Showing posts with label Goat Without a Face. Show all posts
Showing posts with label Goat Without a Face. Show all posts

Wednesday, January 20, 2016


I'm boarding a plane to France later today. I'm going mainly to support Fin, the French edition of The End. But there's a ton of other stuff going on while I'm there. I'll be in Besançon January 22-24 for the PFC5 exhibition The Goat Without a Face and a few talks. Helping run PFC5 last summer in Minneapolis was a whirlwind, so I'm looking forward to getting to relax and get a new look, with clearer eyes, at some of the weird and wonderful collaborative drawings and comics that came out of that storm.






Then, next Tuesday I'm in Paris for the Drawn & Quarterly 25th Anniversary exhibition at Galerie Martel. It's the first time Big Questions originals will be shown in France, and I'm sending a few examples I don't normally let out of my flatfiles. Other reasons to go, if you're in Paris include original art by Julie Doucet, Lynda Barry, Genevieve Castree and a bunch of other ridiculously talented people.

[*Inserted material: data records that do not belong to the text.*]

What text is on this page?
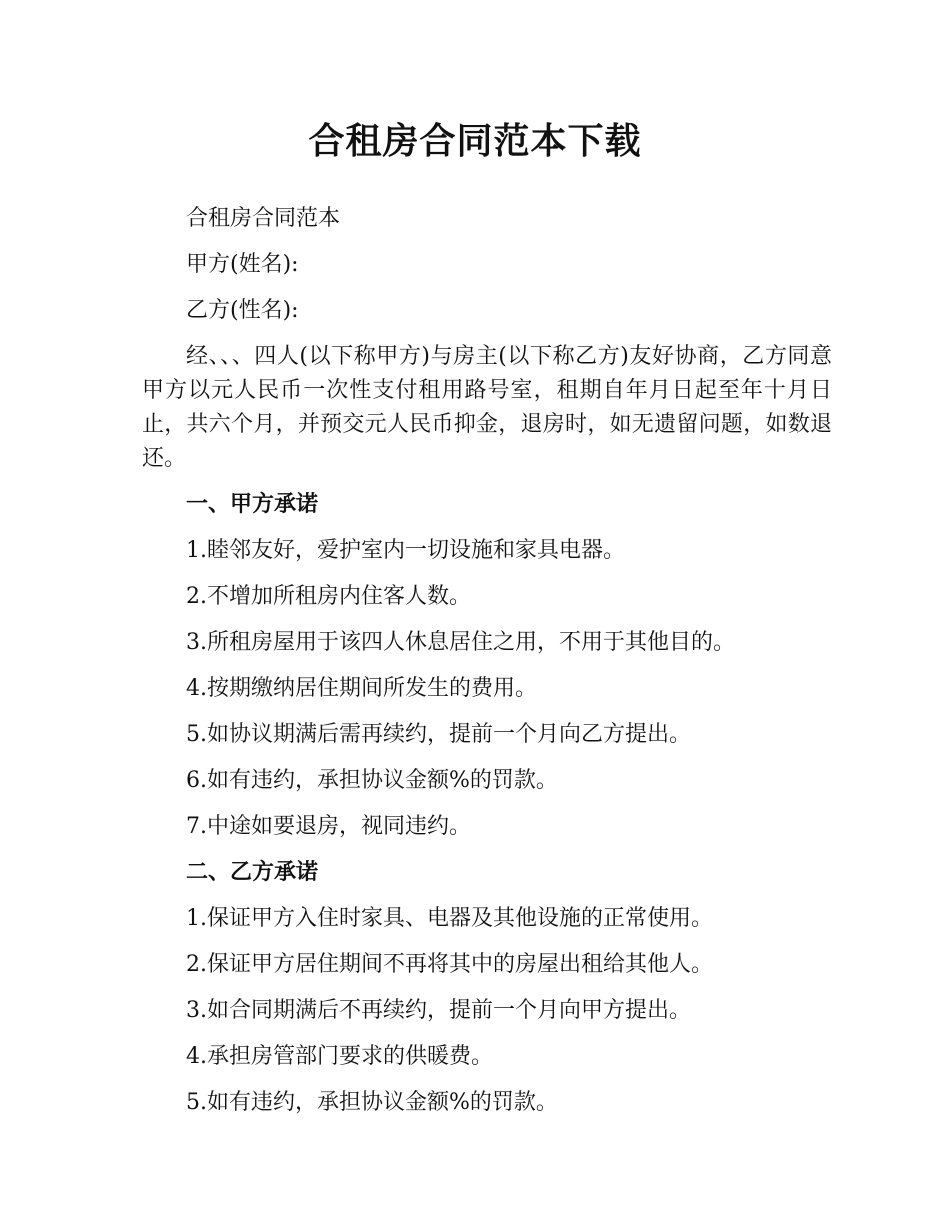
合租房合同范本下载

合租房合同范本

甲方(姓名):

乙方(性名):

经、、、四人(以下称甲方)与房主(以下称乙方)友好协商，乙方同意甲方以元人民币一次性支付租用路号室，租期自年月日起至年十月日止，共六个月，并预交元人民币抑金，退房时，如无遗留问题，如数退还。

一、甲方承诺

1.睦邻友好，爱护室内一切设施和家具电器。

2.不增加所租房内住客人数。

3.所租房屋用于该四人休息居住之用，不用于其他目的。

4.按期缴纳居住期间所发生的费用。

5.如协议期满后需再续约，提前一个月向乙方提出。

6.如有违约，承担协议金额%的罚款。

7.中途如要退房，视同违约。

二、乙方承诺

1.保证甲方入住时家具、电器及其他设施的正常使用。

2.保证甲方居住期间不再将其中的房屋出租给其他人。

3.如合同期满后不再续约，提前一个月向甲方提出。

4.承担房管部门要求的供暖费。

5.如有违约，承担协议金额%的罚款。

Wednesday and Thursday I'm signing copies of Fin at Super Heros and Page 198, respectively, and then heading to Angouleme on Friday for a public talk with Jean-Pierre Mercier.

Busy couple of weeks.

Monday, December 21, 2015

On Being a Good Parent


The End was just translated into French and published by Atrabile. The life of that book has been curious. The first half came out in 2007 to fairly limited notice as part of Fantagraphics' Ignatz series. I'd promised them a book in the series years before my fiancee Cheryl had even gotten sick. in 2007 my time was up and I had nothing to give them. So I turned to various scattered ruminations on grief I was filling my sketchbooks with. When The End #1 came out it felt very much like half a book to me, even then. Material already existed for the follow-up, but I just wasn't psychically prepared to wade back into the material for a second issue yet. So I let it languish. But as an author, there is something pretty uncomfortable to me in knowing I have a kind of crippled, half-finished child out in the world struggling to get by without my full care and attention. It's not really a fair thing to do to a story. Time passed. In 2013 I felt like I had enough distance to go back to it.

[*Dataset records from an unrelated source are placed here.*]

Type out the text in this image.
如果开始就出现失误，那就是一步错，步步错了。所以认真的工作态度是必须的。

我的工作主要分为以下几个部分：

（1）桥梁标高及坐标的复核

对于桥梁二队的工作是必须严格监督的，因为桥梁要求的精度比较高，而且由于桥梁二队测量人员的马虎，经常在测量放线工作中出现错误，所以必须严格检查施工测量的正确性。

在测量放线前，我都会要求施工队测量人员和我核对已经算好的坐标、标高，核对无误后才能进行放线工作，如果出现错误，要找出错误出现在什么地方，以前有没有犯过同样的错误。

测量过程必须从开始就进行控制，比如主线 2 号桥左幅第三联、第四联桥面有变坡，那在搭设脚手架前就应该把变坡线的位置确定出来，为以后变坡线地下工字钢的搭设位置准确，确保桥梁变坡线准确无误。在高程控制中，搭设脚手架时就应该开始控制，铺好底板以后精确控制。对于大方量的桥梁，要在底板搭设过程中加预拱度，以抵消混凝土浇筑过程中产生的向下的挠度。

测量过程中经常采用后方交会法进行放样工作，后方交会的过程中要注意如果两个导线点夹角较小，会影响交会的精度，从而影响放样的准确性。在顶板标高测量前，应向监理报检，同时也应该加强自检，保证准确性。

And it's done pretty well, without its handicap. It's an unusual book, even so. But people seem to respond to it. Voices as diverse as Zak Sally and my own mother have ventured that it may be their favorite book of mine. Which is saying something – it's probably also the piece most likely to make you dissolve into a puddle. It was nominated for an LA Book award, and now for the Selection Officielle at Angouleme (along with like thirty other books, it should be said). It's remarkable to see one's work grow up, leave home and have a life of its own out in the world. As someone who started out self-publishing in runs of 20 or 50 it still feels magical and inexplicable to me that something so deeply idiosyncratic, made for my own reasons without an audience in mind finds that audience nevertheless.

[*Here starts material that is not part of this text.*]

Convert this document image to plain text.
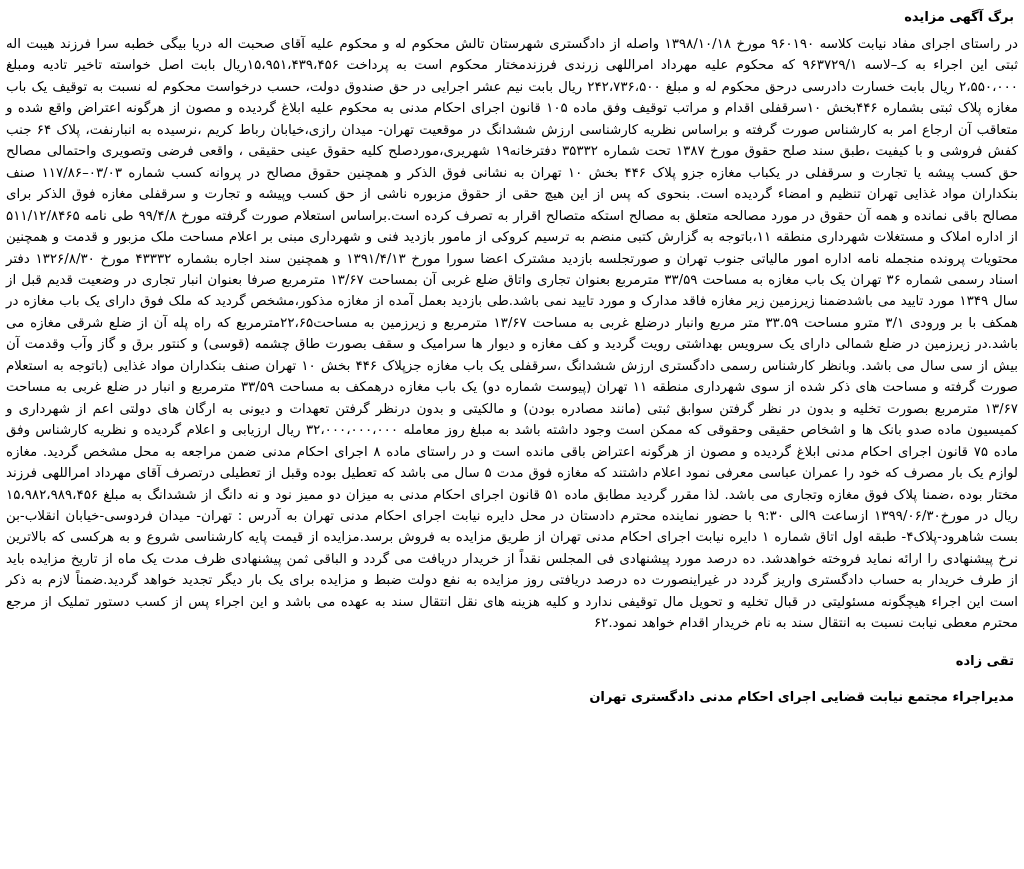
برگ آگهی مزایده

در راستای اجرای مفاد نیابت کلاسه ۹۶۰۱۹۰ مورخ ۱۳۹۸/۱۰/۱۸ واصله از دادگستری شهرستان تالش محکوم له و محکوم علیه آقای صحبت اله دریا بیگی خطبه سرا فرزند هیبت اله ثبتی این اجراء به کـ–لاسه ۹۶۳۷۲۹/۱ که محکوم علیه مهرداد امراللهی زرندی فرزندمختار محکوم است به پرداخت ۱۵،۹۵۱،۴۳۹،۴۵۶ریال بابت اصل خواسته تاخیر تادیه ومبلغ ۲،۵۵۰،۰۰۰ ریال بابت خسارت دادرسی درحق محکوم له و مبلغ ۲۴۲،۷۳۶،۵۰۰ ریال بابت نیم عشر اجرایی در حق صندوق دولت، حسب درخواست محکوم له نسبت به توقیف یک باب مغازه پلاک ثبتی بشماره ۴۴۶بخش ۱۰سرقفلی اقدام و مراتب توقیف وفق ماده ۱۰۵ قانون اجرای احکام مدنی به محکوم علیه ابلاغ گردیده و مصون از هرگونه اعتراض واقع شده و متعاقب آن ارجاع امر به کارشناس صورت گرفته و براساس نظریه کارشناسی ارزش ششدانگ در موقعیت تهران- میدان رازی،خیابان رباط کریم ،نرسیده به انبارنفت، پلاک ۶۴ جنب کفش فروشی و با کیفیت ،طبق سند صلح حقوق مورخ ۱۳۸۷ تحت شماره ۳۵۳۳۲ دفترخانه۱۹ شهریری،موردصلح کلیه حقوق عینی حقیقی ، واقعی فرضی وتصویری واحتمالی مصالح حق کسب پیشه یا تجارت و سرقفلی در یکباب مغازه جزو پلاک ۴۴۶ بخش ۱۰ تهران به نشانی فوق الذکر و همچنین حقوق مصالح در پروانه کسب شماره ۰۳/۰۳–۱۱۷/۸۶ صنف بنکداران مواد غذایی تهران تنظیم و امضاء گردیده است. بنحوی که پس از این هیچ حقی از حقوق مزبوره ناشی از حق کسب وپیشه و تجارت و سرقفلی مغازه فوق الذکر برای مصالح باقی نمانده و همه آن حقوق در مورد مصالحه متعلق به مصالح استکه متصالح اقرار به تصرف کرده است.براساس استعلام صورت گرفته مورخ ۹۹/۴/۸ طی نامه ۵۱۱/۱۲/۸۴۶۵ از اداره املاک و مستغلات شهرداری منطقه ۱۱،باتوجه به گزارش کتبی منضم به ترسیم کروکی از مامور بازدید فنی و شهرداری مبنی بر اعلام مساحت ملک مزبور و قدمت و همچنین محتویات پرونده منجمله نامه اداره امور مالیاتی جنوب تهران و صورتجلسه بازدید مشترک اعضا سورا مورخ ۱۳۹۱/۴/۱۳ و همچنین سند اجاره بشماره ۴۳۳۳۲ مورخ ۱۳۲۶/۸/۳۰ دفتر اسناد رسمی شماره ۳۶ تهران یک باب مغازه به مساحت ۳۳/۵۹ مترمربع بعنوان تجاری واتاق ضلع غربی آن بمساحت ۱۳/۶۷ مترمربع صرفا بعنوان انبار تجاری در وضعیت قدیم قبل از سال ۱۳۴۹ مورد تایید می باشدضمنا زیرزمین زیر مغازه فاقد مدارک و مورد تایید نمی باشد.طی بازدید بعمل آمده از مغازه مذکور،مشخص گردید که ملک فوق دارای یک باب مغازه در همکف با بر ورودی ۳/۱ مترو مساحت ۳۳.۵۹ متر مربع وانبار درضلع غربی به مساحت ۱۳/۶۷ مترمربع و زیرزمین به مساحت۲۲،۶۵مترمربع که راه پله آن از ضلع شرقی مغازه می باشد.در زیرزمین در ضلع شمالی دارای یک سرویس بهداشتی رویت گردید و کف مغازه و دیوار ها سرامیک و سقف بصورت طاق چشمه (قوسی) و کنتور برق و گاز وآب وقدمت آن بیش از سی سال می باشد. وبانظر کارشناس رسمی دادگستری ارزش ششدانگ ،سرقفلی یک باب مغازه جزپلاک ۴۴۶ بخش ۱۰ تهران صنف بنکداران مواد غذایی (باتوجه به استعلام صورت گرفته و مساحت های ذکر شده از سوی شهرداری منطقه ۱۱ تهران (پیوست شماره دو) یک باب مغازه درهمکف به مساحت ۳۳/۵۹ مترمربع و انبار در ضلع غربی به مساحت ۱۳/۶۷ مترمربع بصورت تخلیه و بدون در نظر گرفتن سوابق ثبتی (مانند مصادره بودن) و مالکیتی و بدون درنظر گرفتن تعهدات و دیونی به ارگان های دولتی اعم از شهرداری و کمیسیون ماده صدو بانک ها و اشخاص حقیقی وحقوقی که ممکن است وجود داشته باشد به مبلغ روز معامله ۳۲،۰۰۰،۰۰۰،۰۰۰ ریال ارزیابی و اعلام گردیده و نظریه کارشناس وفق ماده ۷۵ قانون اجرای احکام مدنی ابلاغ گردیده و مصون از هرگونه اعتراض باقی مانده است و در راستای ماده ۸ اجرای احکام مدنی ضمن مراجعه به محل مشخص گردید. مغازه لوازم یک بار مصرف که خود را عمران عباسی معرفی نمود اعلام داشتند که مغازه فوق مدت ۵ سال می باشد که تعطیل بوده وقبل از تعطیلی درتصرف آقای مهرداد امراللهی فرزند مختار بوده ،ضمنا پلاک فوق مغازه وتجاری می باشد. لذا مقرر گردید مطابق ماده ۵۱ قانون اجرای احکام مدنی به میزان دو ممیز نود و نه دانگ از ششدانگ به مبلغ ۱۵،۹۸۲،۹۸۹،۴۵۶ ریال در مورخ۱۳۹۹/۰۶/۳۰ ازساعت ۹الی ۹:۳۰ با حضور نماینده محترم دادستان در محل دایره نیابت اجرای احکام مدنی تهران به آدرس : تهران- میدان فردوسی-خیابان انقلاب-بن بست شاهرود-پلاک۴- طبقه اول اتاق شماره ۱ دایره نیابت اجرای احکام مدنی تهران از طریق مزایده به فروش برسد.مزایده از قیمت پایه کارشناسی شروع و به هرکسی که بالاترین نرخ پیشنهادی را ارائه نماید فروخته خواهدشد. ده درصد مورد پیشنهادی فی المجلس نقداً از خریدار دریافت می گردد و الباقی ثمن پیشنهادی ظرف مدت یک ماه از تاریخ مزایده باید از طرف خریدار به حساب دادگستری واریز گردد در غیراینصورت ده درصد دریافتی روز مزایده به نفع دولت ضبط و مزایده برای یک بار دیگر تجدید خواهد گردید.ضمناً لازم به ذکر است این اجراء هیچگونه مسئولیتی در قبال تخلیه و تحویل مال توقیفی ندارد و کلیه هزینه های نقل انتقال سند به عهده می باشد و این اجراء پس از کسب دستور تملیک از مرجع محترم معطی نیابت نسبت به انتقال سند به نام خریدار اقدام خواهد نمود.۶۲

تقی زاده
مدیراجراء مجتمع نیابت قضایی اجرای احکام مدنی دادگستری تهران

Anyway, I'm doing my best to help it out, now. I'll be heading to France a week before Angouleme to be in Besançon for Goat Without a Face an exhibition of artwork from PFC5, the residency I helped organize at MCAD last summer (see below). Then to Paris to be on hand for the opening of an exhibition at Galerie Martel honoring D&Q's 25th anniversary (January 26th, I'll have pages from Big Questions in the show), and do a signing at Super Heros (January 27th). Then to Angouleme, where I'll be doing some sort of talk or workshop or something, (exactly what is yet to be decided).